Chinese researchers describe interactions between competitive endogenous RNAs in four tissues from the rhesus macaque, which they profiled in an effort to better understand gene regulatory roles for non-coding RNA. Using RNA sequencing, the team tracked messenger RNA and long non-coding RNA expression in brain, lung, colon, and liver tissue over time during rhesus development. They then teased apart thousands of competitive endogenous RNA interactions in each of the tissues during development, reasoning that "[a]nalyzing [competitive endogenous RNA] interactions during the development of multiple tissues will provide insights in the regulation of normal development and the dysregulation of key mechanisms during pathogenesis."

A National Cancer Institute-led team takes a look at recurrent large duplications in multiple myeloma tumors and cell lines with the help of array comparative genomic hybridization, mate-pair sequences, cloned sequences, and fluorescence in situ hybridization analyses. In data from eight multiple myeloma cell lines and more than two dozen multiple myeloma tumors, the researchers saw inter-chromosomal rearrangements, such as translocations or inversions, and intra-chromosomal inversions that shared identical sequences neighboring each break point junction. Similar reciprocal rearrangements with long identical sequences also turned up in six of eight tumor types, during their subsequent analyses of 140 additional tumors.

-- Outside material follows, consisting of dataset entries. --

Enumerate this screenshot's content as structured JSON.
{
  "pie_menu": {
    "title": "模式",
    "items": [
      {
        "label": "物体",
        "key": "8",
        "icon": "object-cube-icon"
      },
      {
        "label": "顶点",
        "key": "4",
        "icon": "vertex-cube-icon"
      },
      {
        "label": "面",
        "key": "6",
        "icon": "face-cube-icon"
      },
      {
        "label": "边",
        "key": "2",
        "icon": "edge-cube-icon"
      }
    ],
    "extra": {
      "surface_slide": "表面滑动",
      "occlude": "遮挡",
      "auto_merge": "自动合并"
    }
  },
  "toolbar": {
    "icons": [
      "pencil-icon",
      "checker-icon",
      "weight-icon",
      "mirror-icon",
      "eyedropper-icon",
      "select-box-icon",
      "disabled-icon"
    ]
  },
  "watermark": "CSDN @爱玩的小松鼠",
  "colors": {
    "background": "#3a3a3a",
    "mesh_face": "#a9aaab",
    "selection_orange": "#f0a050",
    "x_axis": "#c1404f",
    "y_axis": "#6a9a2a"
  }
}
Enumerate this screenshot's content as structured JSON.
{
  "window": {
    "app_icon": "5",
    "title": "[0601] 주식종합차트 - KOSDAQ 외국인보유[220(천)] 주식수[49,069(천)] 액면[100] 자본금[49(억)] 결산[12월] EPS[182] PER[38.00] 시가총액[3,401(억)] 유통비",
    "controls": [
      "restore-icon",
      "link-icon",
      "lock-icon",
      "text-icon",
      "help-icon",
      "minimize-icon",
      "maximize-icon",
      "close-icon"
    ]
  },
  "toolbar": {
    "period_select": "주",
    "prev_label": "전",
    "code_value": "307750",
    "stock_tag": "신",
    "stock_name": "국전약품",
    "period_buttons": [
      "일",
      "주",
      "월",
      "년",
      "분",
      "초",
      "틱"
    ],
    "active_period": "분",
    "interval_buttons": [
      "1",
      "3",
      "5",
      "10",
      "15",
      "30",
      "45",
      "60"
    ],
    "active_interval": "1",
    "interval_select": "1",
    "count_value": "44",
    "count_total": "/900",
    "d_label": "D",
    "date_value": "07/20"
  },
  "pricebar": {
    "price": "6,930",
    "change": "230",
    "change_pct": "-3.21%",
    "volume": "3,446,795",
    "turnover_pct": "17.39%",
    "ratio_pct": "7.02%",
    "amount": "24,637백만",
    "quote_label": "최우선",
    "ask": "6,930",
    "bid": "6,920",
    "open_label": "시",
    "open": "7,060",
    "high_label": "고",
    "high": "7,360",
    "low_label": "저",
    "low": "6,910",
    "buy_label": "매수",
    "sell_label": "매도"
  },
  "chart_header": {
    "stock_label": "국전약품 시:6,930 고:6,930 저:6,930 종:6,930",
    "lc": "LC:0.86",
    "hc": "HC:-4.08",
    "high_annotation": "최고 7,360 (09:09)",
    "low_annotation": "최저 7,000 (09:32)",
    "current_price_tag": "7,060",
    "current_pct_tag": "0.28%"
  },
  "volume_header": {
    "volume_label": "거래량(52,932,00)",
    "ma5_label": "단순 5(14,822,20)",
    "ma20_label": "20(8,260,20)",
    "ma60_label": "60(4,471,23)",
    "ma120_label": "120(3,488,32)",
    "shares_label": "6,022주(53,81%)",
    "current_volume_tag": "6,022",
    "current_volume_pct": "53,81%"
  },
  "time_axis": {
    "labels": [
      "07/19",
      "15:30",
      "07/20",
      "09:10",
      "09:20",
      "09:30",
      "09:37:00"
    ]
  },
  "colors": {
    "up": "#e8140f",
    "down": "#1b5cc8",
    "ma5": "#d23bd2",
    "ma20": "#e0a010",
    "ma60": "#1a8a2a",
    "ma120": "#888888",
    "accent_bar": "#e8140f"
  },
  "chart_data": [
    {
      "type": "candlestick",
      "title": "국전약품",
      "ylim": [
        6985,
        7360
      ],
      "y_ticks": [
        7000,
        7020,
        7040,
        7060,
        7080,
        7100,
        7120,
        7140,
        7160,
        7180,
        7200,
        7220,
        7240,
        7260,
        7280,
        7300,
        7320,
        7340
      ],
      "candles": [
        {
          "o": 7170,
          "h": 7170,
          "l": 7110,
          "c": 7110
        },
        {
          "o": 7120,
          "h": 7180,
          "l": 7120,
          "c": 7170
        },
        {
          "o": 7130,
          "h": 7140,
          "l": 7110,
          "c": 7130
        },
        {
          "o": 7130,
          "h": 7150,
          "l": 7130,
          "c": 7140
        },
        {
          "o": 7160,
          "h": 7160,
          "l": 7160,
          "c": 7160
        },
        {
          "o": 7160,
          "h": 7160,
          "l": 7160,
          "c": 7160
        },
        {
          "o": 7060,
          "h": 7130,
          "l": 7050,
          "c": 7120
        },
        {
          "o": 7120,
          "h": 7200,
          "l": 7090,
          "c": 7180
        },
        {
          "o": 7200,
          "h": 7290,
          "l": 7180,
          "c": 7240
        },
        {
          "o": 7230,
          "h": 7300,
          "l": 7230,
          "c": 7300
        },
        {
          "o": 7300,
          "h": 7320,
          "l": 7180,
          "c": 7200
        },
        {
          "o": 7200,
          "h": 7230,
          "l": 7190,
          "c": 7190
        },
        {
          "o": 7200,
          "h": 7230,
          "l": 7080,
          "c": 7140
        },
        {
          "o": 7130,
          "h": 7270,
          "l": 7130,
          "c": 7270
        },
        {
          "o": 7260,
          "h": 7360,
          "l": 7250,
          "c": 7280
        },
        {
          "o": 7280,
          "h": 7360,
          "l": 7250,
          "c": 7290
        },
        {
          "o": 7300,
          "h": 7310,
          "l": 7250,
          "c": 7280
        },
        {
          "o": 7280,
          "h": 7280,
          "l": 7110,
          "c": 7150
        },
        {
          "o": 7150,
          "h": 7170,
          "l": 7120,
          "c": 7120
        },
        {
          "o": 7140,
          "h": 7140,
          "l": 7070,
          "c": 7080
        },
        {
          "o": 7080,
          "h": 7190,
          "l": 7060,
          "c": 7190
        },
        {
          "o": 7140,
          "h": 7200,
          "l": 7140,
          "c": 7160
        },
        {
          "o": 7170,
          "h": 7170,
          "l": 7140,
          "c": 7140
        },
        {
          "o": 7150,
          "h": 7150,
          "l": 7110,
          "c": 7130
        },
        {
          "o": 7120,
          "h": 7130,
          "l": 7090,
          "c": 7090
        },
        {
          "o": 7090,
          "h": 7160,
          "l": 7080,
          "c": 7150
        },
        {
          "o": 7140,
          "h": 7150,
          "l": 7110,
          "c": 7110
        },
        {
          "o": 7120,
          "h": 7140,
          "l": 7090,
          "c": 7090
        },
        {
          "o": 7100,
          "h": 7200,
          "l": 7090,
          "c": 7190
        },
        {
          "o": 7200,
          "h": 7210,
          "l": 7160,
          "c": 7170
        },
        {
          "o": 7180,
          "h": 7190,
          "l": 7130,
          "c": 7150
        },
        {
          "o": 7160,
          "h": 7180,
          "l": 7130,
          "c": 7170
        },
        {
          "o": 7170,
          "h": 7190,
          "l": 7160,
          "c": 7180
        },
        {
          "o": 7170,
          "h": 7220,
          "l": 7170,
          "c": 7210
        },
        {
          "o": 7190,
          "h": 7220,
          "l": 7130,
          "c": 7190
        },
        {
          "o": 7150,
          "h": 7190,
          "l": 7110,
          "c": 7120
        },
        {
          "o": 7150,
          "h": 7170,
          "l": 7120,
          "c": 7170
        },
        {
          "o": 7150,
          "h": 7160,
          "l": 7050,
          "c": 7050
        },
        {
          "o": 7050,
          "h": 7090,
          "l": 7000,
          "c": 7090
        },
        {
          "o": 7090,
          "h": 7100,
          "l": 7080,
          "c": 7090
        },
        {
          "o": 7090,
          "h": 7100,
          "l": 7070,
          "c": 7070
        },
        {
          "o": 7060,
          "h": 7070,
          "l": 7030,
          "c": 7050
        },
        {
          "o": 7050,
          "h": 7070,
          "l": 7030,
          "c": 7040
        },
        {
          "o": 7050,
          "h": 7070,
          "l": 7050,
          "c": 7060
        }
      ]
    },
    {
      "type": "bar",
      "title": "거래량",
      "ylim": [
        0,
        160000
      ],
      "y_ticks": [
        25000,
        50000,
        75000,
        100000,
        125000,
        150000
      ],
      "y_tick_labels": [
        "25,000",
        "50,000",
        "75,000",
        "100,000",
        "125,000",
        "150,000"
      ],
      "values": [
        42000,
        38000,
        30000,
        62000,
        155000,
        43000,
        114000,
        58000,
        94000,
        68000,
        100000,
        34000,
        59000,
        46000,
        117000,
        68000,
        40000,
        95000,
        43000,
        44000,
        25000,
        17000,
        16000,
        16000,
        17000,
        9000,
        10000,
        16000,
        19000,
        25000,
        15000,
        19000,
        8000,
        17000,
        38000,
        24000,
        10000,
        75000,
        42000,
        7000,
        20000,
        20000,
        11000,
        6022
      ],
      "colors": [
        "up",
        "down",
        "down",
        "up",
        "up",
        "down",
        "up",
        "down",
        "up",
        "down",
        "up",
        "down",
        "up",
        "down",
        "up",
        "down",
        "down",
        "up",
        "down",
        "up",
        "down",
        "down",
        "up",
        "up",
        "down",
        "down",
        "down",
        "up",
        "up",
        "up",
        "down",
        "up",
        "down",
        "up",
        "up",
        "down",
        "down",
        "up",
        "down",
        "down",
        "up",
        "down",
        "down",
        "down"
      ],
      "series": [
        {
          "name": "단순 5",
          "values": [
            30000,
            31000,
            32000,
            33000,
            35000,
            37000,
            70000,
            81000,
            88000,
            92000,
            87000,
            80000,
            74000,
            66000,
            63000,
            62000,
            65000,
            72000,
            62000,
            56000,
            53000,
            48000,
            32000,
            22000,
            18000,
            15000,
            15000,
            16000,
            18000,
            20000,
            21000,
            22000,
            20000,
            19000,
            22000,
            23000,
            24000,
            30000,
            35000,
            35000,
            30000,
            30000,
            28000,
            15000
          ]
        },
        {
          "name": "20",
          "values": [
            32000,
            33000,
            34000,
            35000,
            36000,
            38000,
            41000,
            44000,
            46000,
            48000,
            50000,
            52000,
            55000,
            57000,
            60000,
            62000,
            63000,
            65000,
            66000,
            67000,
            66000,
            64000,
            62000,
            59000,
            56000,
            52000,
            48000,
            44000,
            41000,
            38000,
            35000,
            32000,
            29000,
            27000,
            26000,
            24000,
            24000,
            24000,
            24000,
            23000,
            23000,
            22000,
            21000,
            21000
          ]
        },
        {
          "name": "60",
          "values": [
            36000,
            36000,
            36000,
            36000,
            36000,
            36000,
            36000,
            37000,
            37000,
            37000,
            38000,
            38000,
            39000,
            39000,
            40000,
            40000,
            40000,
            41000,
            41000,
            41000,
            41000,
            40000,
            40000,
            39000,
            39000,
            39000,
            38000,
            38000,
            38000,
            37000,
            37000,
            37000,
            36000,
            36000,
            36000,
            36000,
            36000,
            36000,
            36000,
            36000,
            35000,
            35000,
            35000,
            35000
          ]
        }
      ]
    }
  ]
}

Investigators in the Netherlands, the UK, and Germany report on results from a transcriptomic and proteomic analysis of developing male and female Plasmodium falciparum gametocytes. The team used RNA sequencing and mass spectrometry to follow transcript and protein expression, respectively, in flow cytometry-sorted gametocyte populations, tracing gene expression and protein enrichment in male and female representatives of the developing malaria-causing parasite. The expression data pointed to widespread transcript and translational repression in female gametocytes, for example, along with other potential clues to targeting the developing parasites with drugs or vaccines.